A Roll OF The COVID-19 Dice
If you’re like me, you’re no stranger to role-playing games. These are games like Dungeons and Dragons where the individual players create characters and put them through a scenario as part of a group. I often liken it to improvising a play with friends. Everyone creates a character with unique features and abilities, and then you tell a story together based on certain rules and settings.
One of the most engaging parts of these kinds of games is that they are dice-based. As good of a player as you might be, often times it literally comes down to a roll of the dice. There is an element of randomness to the game which makes it challenging to predict and therefore, a game.
Players compensate for this randomness through the character creation.
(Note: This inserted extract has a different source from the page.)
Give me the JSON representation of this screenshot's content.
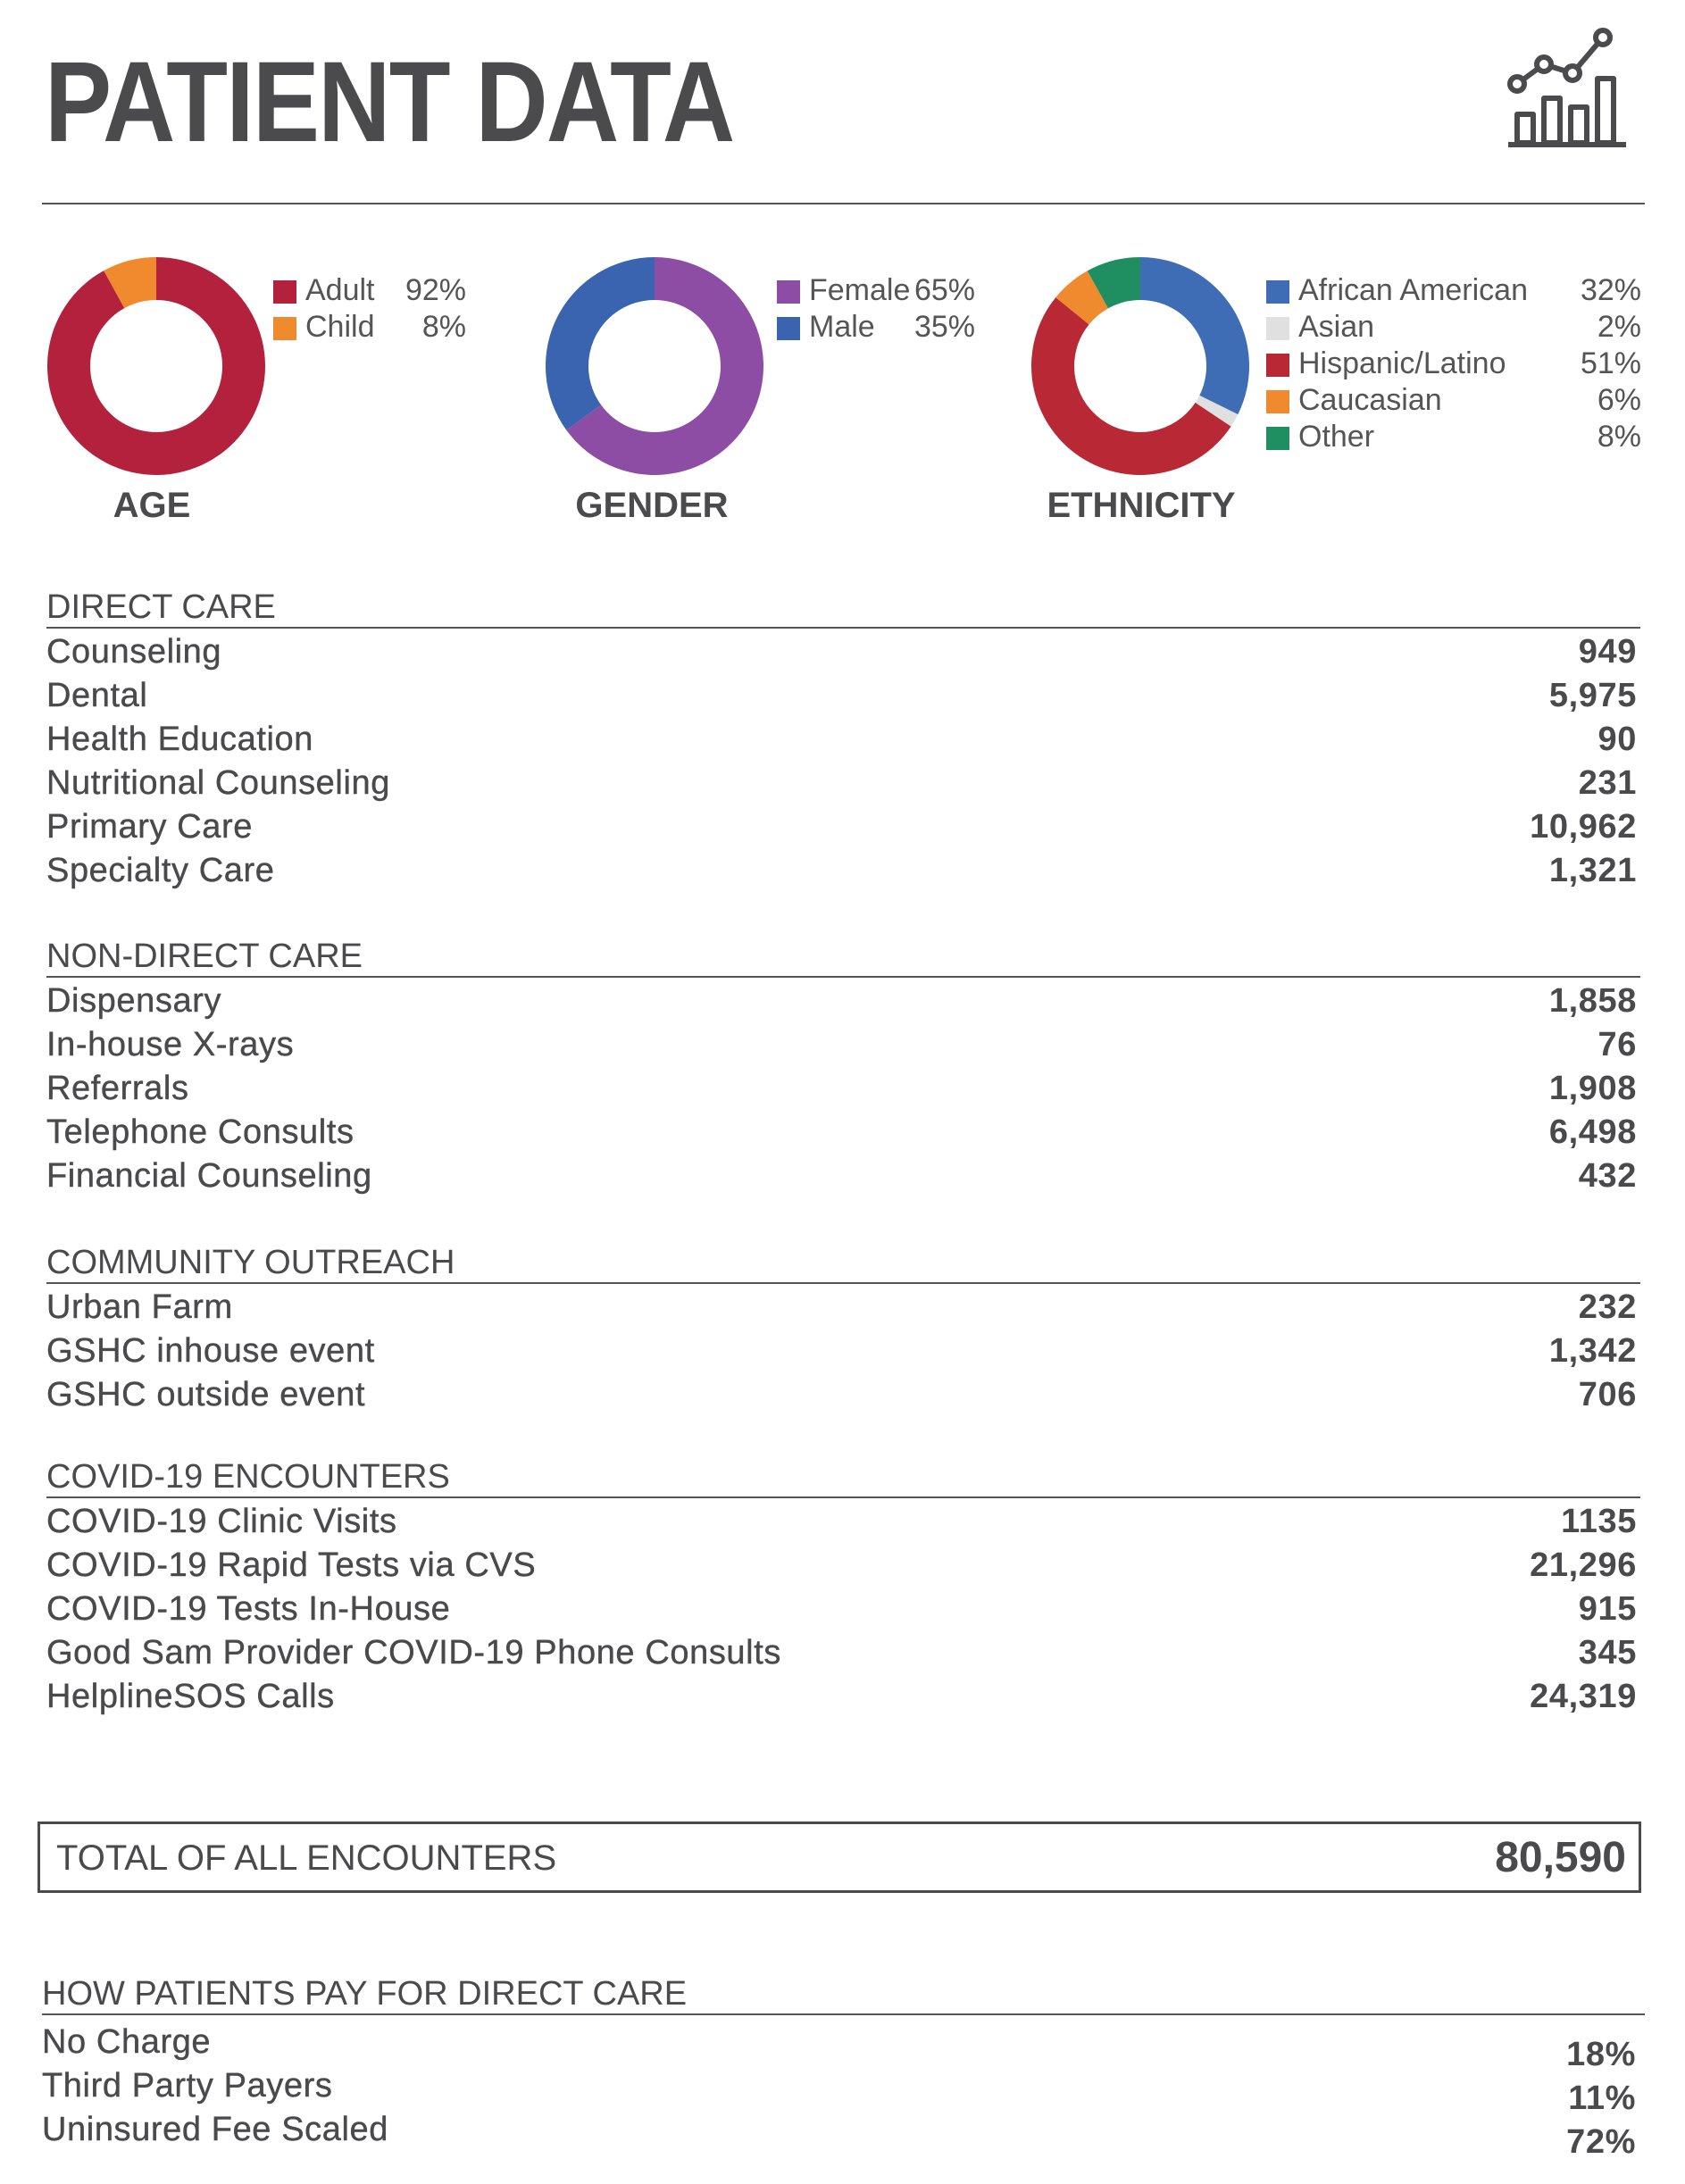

Through the use of different equipment, skills, spells, or whatever that particular story calls for, characters can increase their chances of success in certain situations.
Example: I take a skill that allows me to navigate through the woods better than the rest of my party. In game play, I have a 60% chance of finding a safe path rather than their 30%. I still don’t have a guarantee of success, but chances are better. Maybe I also find a map in an abandoned cabin that compliments my skill. Now I have a 75% chance. If someone else in the party used it, they would have a 45% chance. Not great, but better.
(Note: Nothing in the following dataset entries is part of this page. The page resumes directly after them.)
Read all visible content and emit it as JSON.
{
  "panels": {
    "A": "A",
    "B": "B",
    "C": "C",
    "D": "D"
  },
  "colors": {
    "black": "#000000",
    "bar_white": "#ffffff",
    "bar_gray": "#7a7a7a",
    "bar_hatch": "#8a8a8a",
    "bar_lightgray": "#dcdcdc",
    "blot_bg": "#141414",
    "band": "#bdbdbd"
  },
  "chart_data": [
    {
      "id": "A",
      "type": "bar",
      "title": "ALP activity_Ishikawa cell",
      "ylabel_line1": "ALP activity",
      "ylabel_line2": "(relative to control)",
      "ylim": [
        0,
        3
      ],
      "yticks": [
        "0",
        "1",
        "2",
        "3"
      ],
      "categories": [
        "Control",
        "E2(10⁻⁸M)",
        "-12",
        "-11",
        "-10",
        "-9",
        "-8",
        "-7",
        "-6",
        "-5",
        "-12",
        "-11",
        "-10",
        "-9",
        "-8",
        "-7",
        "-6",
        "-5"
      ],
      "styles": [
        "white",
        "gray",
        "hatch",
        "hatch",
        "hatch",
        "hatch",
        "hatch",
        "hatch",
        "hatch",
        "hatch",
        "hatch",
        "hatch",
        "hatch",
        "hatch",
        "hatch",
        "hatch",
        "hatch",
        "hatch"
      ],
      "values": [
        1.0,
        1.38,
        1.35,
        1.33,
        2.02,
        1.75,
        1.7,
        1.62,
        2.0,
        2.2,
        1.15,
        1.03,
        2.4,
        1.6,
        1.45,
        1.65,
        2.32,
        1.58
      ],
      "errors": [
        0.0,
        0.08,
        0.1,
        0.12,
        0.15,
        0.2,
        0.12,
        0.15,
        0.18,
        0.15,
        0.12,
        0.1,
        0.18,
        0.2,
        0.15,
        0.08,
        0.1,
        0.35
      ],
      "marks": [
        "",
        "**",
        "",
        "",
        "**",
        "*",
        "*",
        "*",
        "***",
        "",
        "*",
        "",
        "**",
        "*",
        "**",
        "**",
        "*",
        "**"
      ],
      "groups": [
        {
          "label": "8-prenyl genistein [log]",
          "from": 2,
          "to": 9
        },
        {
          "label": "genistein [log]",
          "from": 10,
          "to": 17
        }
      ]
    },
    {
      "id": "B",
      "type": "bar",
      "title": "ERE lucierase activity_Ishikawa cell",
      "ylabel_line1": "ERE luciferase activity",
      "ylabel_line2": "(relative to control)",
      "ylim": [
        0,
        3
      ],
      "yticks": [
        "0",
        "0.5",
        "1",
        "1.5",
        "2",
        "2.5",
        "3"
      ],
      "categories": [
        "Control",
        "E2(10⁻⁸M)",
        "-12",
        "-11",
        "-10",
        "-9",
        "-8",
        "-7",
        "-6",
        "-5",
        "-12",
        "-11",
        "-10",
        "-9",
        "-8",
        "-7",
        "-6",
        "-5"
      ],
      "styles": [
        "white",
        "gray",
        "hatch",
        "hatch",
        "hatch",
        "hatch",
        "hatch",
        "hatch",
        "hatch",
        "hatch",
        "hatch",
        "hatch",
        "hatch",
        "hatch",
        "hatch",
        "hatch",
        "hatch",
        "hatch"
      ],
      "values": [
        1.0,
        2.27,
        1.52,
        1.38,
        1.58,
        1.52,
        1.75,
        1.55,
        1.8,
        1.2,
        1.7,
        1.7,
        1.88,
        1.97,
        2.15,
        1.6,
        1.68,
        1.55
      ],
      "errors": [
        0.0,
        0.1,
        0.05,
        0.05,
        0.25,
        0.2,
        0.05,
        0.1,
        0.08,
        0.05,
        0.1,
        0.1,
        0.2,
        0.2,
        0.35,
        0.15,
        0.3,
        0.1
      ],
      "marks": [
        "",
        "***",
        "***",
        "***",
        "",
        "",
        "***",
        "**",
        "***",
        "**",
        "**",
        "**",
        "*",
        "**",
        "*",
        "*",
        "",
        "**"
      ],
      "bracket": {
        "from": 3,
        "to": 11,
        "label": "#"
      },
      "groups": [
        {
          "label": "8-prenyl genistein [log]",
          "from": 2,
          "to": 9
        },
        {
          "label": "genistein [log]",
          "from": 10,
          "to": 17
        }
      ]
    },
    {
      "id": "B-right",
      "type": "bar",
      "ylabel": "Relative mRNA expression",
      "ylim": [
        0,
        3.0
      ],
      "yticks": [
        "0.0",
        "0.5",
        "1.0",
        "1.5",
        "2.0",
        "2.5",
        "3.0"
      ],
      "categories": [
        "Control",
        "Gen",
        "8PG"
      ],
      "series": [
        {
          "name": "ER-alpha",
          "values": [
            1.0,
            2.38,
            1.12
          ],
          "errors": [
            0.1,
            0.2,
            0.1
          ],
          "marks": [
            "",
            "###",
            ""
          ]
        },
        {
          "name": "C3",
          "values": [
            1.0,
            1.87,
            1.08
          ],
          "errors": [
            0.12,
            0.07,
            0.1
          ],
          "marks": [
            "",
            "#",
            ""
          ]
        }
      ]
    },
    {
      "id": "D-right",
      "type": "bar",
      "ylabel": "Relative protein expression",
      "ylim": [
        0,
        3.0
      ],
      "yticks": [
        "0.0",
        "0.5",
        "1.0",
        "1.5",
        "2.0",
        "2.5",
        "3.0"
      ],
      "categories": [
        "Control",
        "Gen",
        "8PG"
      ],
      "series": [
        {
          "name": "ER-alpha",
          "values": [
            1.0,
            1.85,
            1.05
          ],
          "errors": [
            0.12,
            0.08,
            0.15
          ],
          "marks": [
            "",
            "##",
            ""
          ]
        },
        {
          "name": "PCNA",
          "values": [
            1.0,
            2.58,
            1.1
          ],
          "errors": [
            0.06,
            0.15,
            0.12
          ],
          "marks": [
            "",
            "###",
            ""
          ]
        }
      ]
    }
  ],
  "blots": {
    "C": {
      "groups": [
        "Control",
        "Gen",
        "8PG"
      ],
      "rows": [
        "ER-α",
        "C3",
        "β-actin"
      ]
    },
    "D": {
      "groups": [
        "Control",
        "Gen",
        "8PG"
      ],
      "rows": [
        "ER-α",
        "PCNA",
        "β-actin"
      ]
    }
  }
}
Part of the fun of these types of games is that everyone has different skills and abilities and when we use them together, it makes the entire team stronger. One person is good at navigating, somebody is good at fighting, somebody knows the history of the area, and someone can heal everyone else when we did something stupid. The more we use our skills collaboratively, the more successful we’ll be.
I’m hoping I haven’t lost too many of you so far, because now is when we transition to the real-world application. This same approach of playing the percentages is what is needed with COVID-19.
From the start of this, doctors and scientists have been promoting risk reduction, not virus immunity. Nobody worth listening too said wearing a mask will make you immune to COVID-19. Wearing a mask decreases your chances of catching it. The same goes for 6-foot distance, washing your hands, and following the aisle arrows at the grocery store. None of those things is 100% protection against the virus, but the more we all do all of them, the better our percentage gets.
Many people I know, and probably people you know too, have been using the tactics as interchangeable. If I’m wearing a mask, I don’t have to stay 6 feet away. While that’s better than not doing anything, doing both would be ideal. Wearing a mask, keeping your distance, and washing your hands frequently: even better. Bonus points if you’re following the grocery arrows, (which personally I hope never go away).
This argument is nothing new. There isn’t conflicting information. There’s the information, and the complaints of those who find the information inconvenient. Confusing the two is why we are months behind most of the rest of the world.
If you die in a role-playing game, you create a new character and keep playing. This isn’t a game though. People are dying for real. Individually, we need to take every precaution we can, not one at a time, but collectively. The more of us that take those multiple measures, the higher we can get the community’s chances to beat the dice roll.